The extracellular matrix macromolecule laminin-5 (Ln-5) is converted by matrix metalloproteinases (MMP) MT1-MMP and MMP-2 into a migration-promoting substrate in vitro. We now report that cleavage of Ln-5 by MT1-MMP occurs in vivo and affects epithelial tissue organization and probably Ln-5 turnover. In MT1-MMP knockout (KO) mice, the kidneys showed increased levels of total Ln-5 gamma2 subunit, but significantly reduced amounts of gamma2', an amino-terminal truncated proteolytic form of gamma2. The kidney tubular epithelia of KO animals were poorly differentiated, a phenotype reminiscent of human congenital mixed hypoplastic/dysplastic disorders. To establish a better link between Ln-5 proteolytic cleavage and epithelial morphology, MT1-MMP expression was reconstituted by transfection of MT1-MMP into a Ln-5 positive, MT1-MMP deficient epithelial cell line.
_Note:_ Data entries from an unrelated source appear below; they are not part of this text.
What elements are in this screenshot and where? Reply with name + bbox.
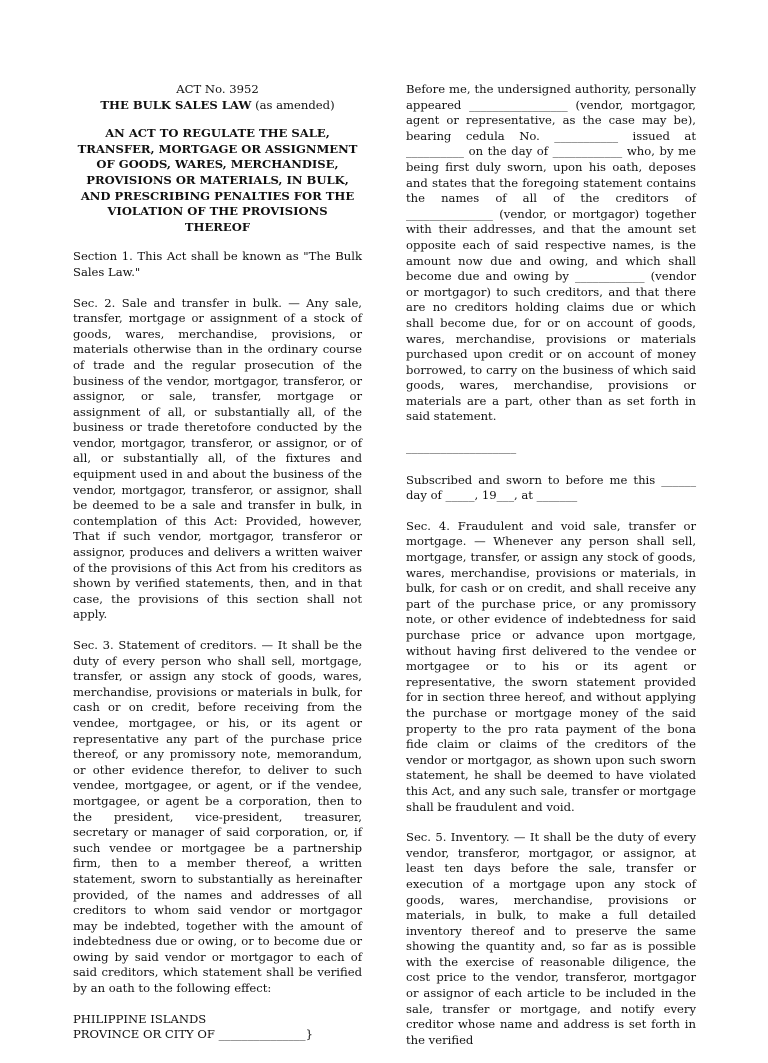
section-3: Sec. 3. Statement of creditors. — It shall be the duty of every person who shall sell, mortgage, transfer, or assign any stock of goods, wares, merchandise, provisions or materials in bulk, for cash or on credit, before receiving from the vendee, mortgagee, or his, or its agent or representative any part of the purchase price thereof, or any promissory note, memorandum, or other evidence therefor, to deliver to such vendee, mortgagee, or agent, or if the vendee, mortgagee, or agent be a corporation, then to the president, vice-president, treasurer, secretary or manager of said corporation, or, if such vendee or mortgagee be a partnership firm, then to a member thereof, a written statement, sworn to substantially as hereinafter provided, of the names and addresses of all creditors to whom said vendor or mortgagor may be indebted, together with the amount of indebtedness due or owing, or to become due or owing by said vendor or mortgagor to each of said creditors, which statement shall be verified by an oath to the following effect: [73,638,362,996]
act-name-line [73,98,362,114]
act-subtitle: AN ACT TO REGULATE THE SALE, TRANSFER, MORTGAGE OR ASSIGNMENT OF GOODS, WARES, MERCHANDISE, PROVISIONS OR MATERIALS, IN BULK, AND PRESCRIBING PENALTIES FOR THE VIOLATION OF THE PROVISIONS THEREOF [77,126,358,234]
section-4: Sec. 4. Fraudulent and void sale, transfer or mortgage. — Whenever any person shall sell, mortgage, transfer, or assign any stock of goods, wares, merchandise, provisions or materials, in bulk, for cash or on credit, and shall receive any part of the purchase price, or any promissory note, or other evidence of indebtedness for said purchase price or advance upon mortgage, without having first delivered to the vendee or mortgagee or to his or its agent or representative, the sworn statement provided for in section three hereof, and without applying the purchase or mortgage money of the said property to the pro rata payment of the bona fide claim or claims of the creditors of the vendor or mortgagor, as shown upon such sworn statement, he shall be deemed to have violated this Act, and any such sale, transfer or mortgage shall be fraudulent and void. [406,518,696,814]
left-column [73,82,362,1043]
right-column [406,82,696,1063]
venue-line-1: PHILIPPINE ISLANDS [73,1011,207,1026]
act-name-suffix: (as amended) [251,97,335,112]
section-1: Section 1. This Act shall be known as "The Bulk Sales Law." [73,249,362,279]
venue-line-2: PROVINCE OR CITY OF _______________} [73,1027,313,1042]
act-name: THE BULK SALES LAW [100,97,252,112]
document-title [73,82,362,113]
section-5: Sec. 5. Inventory. — It shall be the duty of every vendor, transferor, mortgagor, or assignor, at least ten days before the sale, transfer or execution of a mortgage upon any stock of goods, wares, merchandise, provisions or materials, in bulk, to make a full detailed inventory thereof and to preserve the same showing the quantity and, so far as is possible with the exercise of reasonable diligence, the cost price to the vendor, transferor, mortgagor or assignor of each article to be included in the sale, transfer or mortgage, and notify every creditor whose name and address is set forth in the verified [406,830,696,1047]
section-2: Sec. 2. Sale and transfer in bulk. — Any sale, transfer, mortgage or assignment of a stock of goods, wares, merchandise, provisions, or materials otherwise than in the ordinary course of trade and the regular prosecution of the business of the vendor, mortgagor, transferor, or assignor, or sale, transfer, mortgage or assignment of all, or substantially all, of the business or trade theretofore conducted by the vendor, mortgagor, transferor, or assignor, or of all, or substantially all, of the fixtures and equipment used in and about the business of the vendor, mortgagor, transferor, or assignor, shall be deemed to be a sale and transfer in bulk, in contemplation of this Act: Provided, however, That if such vendor, mortgagor, transferor or assignor, produces and delivers a written waiver of the provisions of this Act from his creditors as shown by verified statements, then, and in that case, the provisions of this section shall not apply. [73,295,362,622]
jurat-text: Subscribed and sworn to before me this ______ day of _____, 19___, at _______ [406,472,696,503]
affidavit-text: Before me, the undersigned authority, personally appeared _________________ (vendor, mortgagor, agent or representative, as the case may be), bearing cedula No. ___________ issued at __________ on the day of ____________ who, by me being first duly sworn, upon his oath, deposes and states that the foregoing statement contains the names of all of the creditors of _______________ (vendor, or mortgagor) together with their addresses, and that the amount set opposite each of said respective names, is the amount now due and owing, and which shall become due and owing by ____________ (vendor or mortgagor) to such creditors, and that there are no creditors holding claims due or which shall become due, for or on account of goods, wares, merchandise, provisions or materials purchased upon credit or on account of money borrowed, to carry on the business of which said goods, wares, merchandise, provisions or materials are a part, other than as set forth in said statement. [406,82,696,424]
act-number: ACT No. 3952 [176,82,259,96]
signature-line: ___________________ [406,440,517,455]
MT1-MMP transfectants demonstrated increased levels of processed Ln-5 gamma2 chain and enhanced spreading on Ln-5, but not fibronectin. Recombinant MT1-MMP cleaved gamma2 constructs in vitro at a known in vivo gamma2 gamma2' processing site. These results strongly indicate that Ln-5 is a physiological substrate of MT1-MMP in vivo. Proteolytic processing of gamma2 subunit by MT1-MMP may influence Ln-5 turnover in epithelial basement membranes and affect epithelial morphogenesis.